The Cleveland Browns’ 13-point lead was quickly evaporating. With 13:49 left in the game last Sunday in Dallas, the Cowboys pulled to within three points. Gone was the dominant first half. Gone was the two-score lead. Gone was seemingly any hope the Browns would win this game.
Ahead 13-10, it was up to the Browns offense to go win the game. And, with all due respect to Trent Richardson, when we talk about the Browns’ offense this season, it begins and ends with its quarterback, Brandon Weeden.
Is Weeden the guy? Everyone from fans to the team’s new CEO Joe Banner has asked that question. What we do know is, aside from a majority of the 2007 by Derek Anderson and a handful of games from Tim Couch and Kelly Holcomb, Weeden is arguably the best quarterback this team has had since 1999 in terms of possessing a complete skill set an NFL quarterback needs.
Like any rookie season, we’ve seen Weeden have ups and downs, but he has yet to go win a game. Last Sunday’s game was a microcosm if Weeden’s season. There were ups and downs throughout the entire contest.
The ups? The play from Weeden that helped the Browns build the 13-0 first-half lead.
The downs? The Browns found themselves trailing 17-13 with 6:46 left to play after Tony Romo connected with Dez Bryant for a 28-yard touchdown pass. Once the Browns scored their 13th point, the offense disappeared. Then, on the ensuring possession after the Cowboys took the lead, Weeden almost threw an interception on first down and he was strip-sacked on second down. The Cowboys took possession deep in Browns territory and appeared poised to seal the game.
It was a certainly a down point for Weeden. After a strong first half, the Browns offense was struggling. Weeden held the ball too long that allowed the strip sack to occur. He offense was stagnant. Is Weeden the guy?
Weeden got another chance. Two more, in fact. And with each chance what happened in the past didn’t matter. He responded.
After the Weeden fumble, the Browns defense got their own strip sack and gave the ball back to the Browns offense.
This time, Weeden drove the Browns down the field. The offense returned to their first-half form. Weeden was making strong throws. His receivers were catching the ball. Unfortunately, the drive ended with a bizarre play call on fourth-and-goal. Weeden threw an incomplete fade route to Cameron Jordan. Was it a bad pass? Yes. Was it an ever worse play call? Oh yes. It was Weeden’s only incompletion of the drive. He finished 4-for-5 passing for 52 yards. The fault did not rest with Weeden.

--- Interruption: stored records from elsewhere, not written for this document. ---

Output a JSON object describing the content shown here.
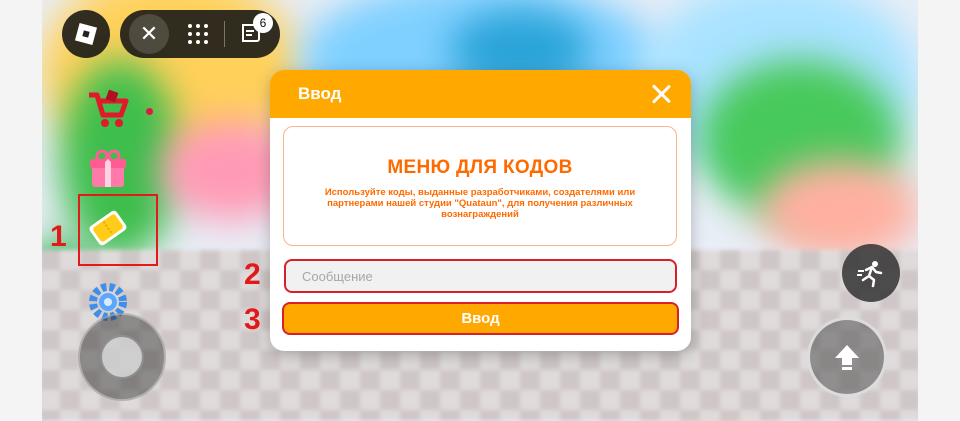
{
  "dialog": {
    "title": "Ввод",
    "heading": "МЕНЮ ДЛЯ КОДОВ",
    "description": "Используйте коды, выданные разработчиками, создателями или партнерами нашей студии \"Quataun\", для получения различных вознаграждений",
    "input_placeholder": "Сообщение",
    "input_value": "",
    "submit_label": "Ввод"
  },
  "topbar": {
    "notification_count": "6"
  },
  "markers": {
    "step1": "1",
    "step2": "2",
    "step3": "3"
  },
  "side_menu": {
    "items": [
      {
        "icon": "shop-cart-icon"
      },
      {
        "icon": "gift-icon"
      },
      {
        "icon": "codes-ticket-icon"
      },
      {
        "icon": "settings-gear-icon"
      }
    ]
  },
  "colors": {
    "accent": "#ffa800",
    "heading": "#ff6a00",
    "annotation": "#e21a1a"
  }
}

So, game over, right? Nope. The Browns defense held the Cowboys and they regained possession at the Dallas’ 17-yard line. First play, Weeden connected Ben Watson for a 17-yard touchdown pass with 1:07 left to play.

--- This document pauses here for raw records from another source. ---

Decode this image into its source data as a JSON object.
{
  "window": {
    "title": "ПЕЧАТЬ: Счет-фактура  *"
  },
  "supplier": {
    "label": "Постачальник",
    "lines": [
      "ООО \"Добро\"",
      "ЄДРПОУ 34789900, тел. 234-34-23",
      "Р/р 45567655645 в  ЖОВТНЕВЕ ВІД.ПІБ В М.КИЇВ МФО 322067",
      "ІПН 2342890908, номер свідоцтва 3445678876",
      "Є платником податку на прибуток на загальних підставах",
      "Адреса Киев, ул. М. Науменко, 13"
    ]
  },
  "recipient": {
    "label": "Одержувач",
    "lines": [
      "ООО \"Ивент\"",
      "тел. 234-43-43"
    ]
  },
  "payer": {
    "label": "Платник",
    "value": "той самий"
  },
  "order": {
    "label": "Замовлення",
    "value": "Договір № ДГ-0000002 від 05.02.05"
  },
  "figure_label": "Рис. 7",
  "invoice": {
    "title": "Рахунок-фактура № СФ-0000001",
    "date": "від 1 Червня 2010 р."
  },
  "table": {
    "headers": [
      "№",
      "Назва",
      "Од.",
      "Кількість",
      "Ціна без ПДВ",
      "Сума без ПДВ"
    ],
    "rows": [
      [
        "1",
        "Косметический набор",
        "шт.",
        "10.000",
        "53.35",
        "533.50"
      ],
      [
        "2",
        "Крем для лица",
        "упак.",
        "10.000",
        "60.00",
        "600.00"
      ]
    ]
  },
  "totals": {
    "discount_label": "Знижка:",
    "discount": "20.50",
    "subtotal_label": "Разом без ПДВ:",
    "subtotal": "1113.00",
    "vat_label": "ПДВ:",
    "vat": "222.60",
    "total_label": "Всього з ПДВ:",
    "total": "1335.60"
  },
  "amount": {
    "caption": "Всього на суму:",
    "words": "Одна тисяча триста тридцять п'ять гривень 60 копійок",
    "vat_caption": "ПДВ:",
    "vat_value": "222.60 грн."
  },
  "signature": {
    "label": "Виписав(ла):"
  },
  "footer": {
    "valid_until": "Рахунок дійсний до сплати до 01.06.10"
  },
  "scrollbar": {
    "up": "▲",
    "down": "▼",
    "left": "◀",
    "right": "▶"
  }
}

In the Browns’ final two possessions of regulation, Weeden was 5-for-6 passing for 69 yards with a touchdown and no turnovers.

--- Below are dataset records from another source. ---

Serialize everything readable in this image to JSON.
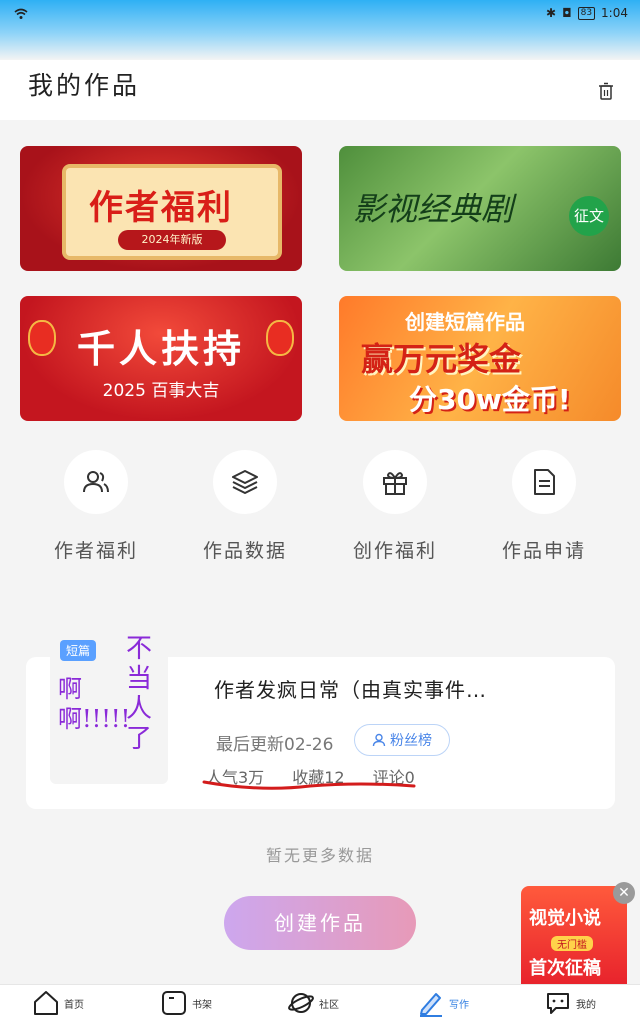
{
  "status": {
    "battery": "83",
    "time": "1:04"
  },
  "header": {
    "title": "我的作品"
  },
  "banners": [
    {
      "title": "作者福利",
      "subtitle": "2024年新版"
    },
    {
      "title": "影视经典剧",
      "tag": "征文"
    },
    {
      "title": "千人扶持",
      "subtitle": "2025 百事大吉"
    },
    {
      "line1": "创建短篇作品",
      "line2": "赢万元奖金",
      "line3": "分30w金币!"
    }
  ],
  "quick_actions": [
    {
      "label": "作者福利",
      "icon": "person-group-icon"
    },
    {
      "label": "作品数据",
      "icon": "layers-icon"
    },
    {
      "label": "创作福利",
      "icon": "gift-icon"
    },
    {
      "label": "作品申请",
      "icon": "document-icon"
    }
  ],
  "work": {
    "badge": "短篇",
    "cover_text": [
      "不当人了",
      "啊啊!!!!!"
    ],
    "title": "作者发疯日常（由真实事件…",
    "updated": "最后更新02-26",
    "fans_label": "粉丝榜",
    "stats": {
      "popularity": "人气3万",
      "favorites": "收藏12",
      "comments": "评论0"
    }
  },
  "no_more": "暂无更多数据",
  "create_button": "创建作品",
  "float_ad": {
    "line1": "视觉小说",
    "badge": "无门槛",
    "line2": "首次征稿"
  },
  "tabs": [
    {
      "label": "首页",
      "icon": "home-icon"
    },
    {
      "label": "书架",
      "icon": "bookshelf-icon"
    },
    {
      "label": "社区",
      "icon": "planet-icon"
    },
    {
      "label": "写作",
      "icon": "pen-icon",
      "active": true
    },
    {
      "label": "我的",
      "icon": "chat-bubble-icon"
    }
  ],
  "colors": {
    "accent": "#2f7de1",
    "create_gradient_start": "#cda7ee",
    "create_gradient_end": "#e79ab8",
    "annotation": "#d31c1c"
  }
}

He did all he could to win that game for the Browns. The team’s defensive backs had other ideas.
Yes, Weeden had an up-and-down day. Yes, Weeden has had some clunkers for games this season. But for all the dropped passes from the inexperienced rookie receiving corps and questionable play calling from the much maligned coaching staff, Weeden has played well. He’s completed 55.3 percent of his passes for 2,998 yards with 11 touchdowns and 12 interceptions. There is room for improvement, but the starting point has been a welcomed sight.
For all the question marks on this team and its 2-8 record, Weeden is a piece this team can build around for whoever takes over as coach next season.
There is no question. Weeden is the guy. To say he isn’t only delays the development of this team’s young, talented corps and the oh-so-sought after winning football that the city, the franchise and its fans so desperately needs.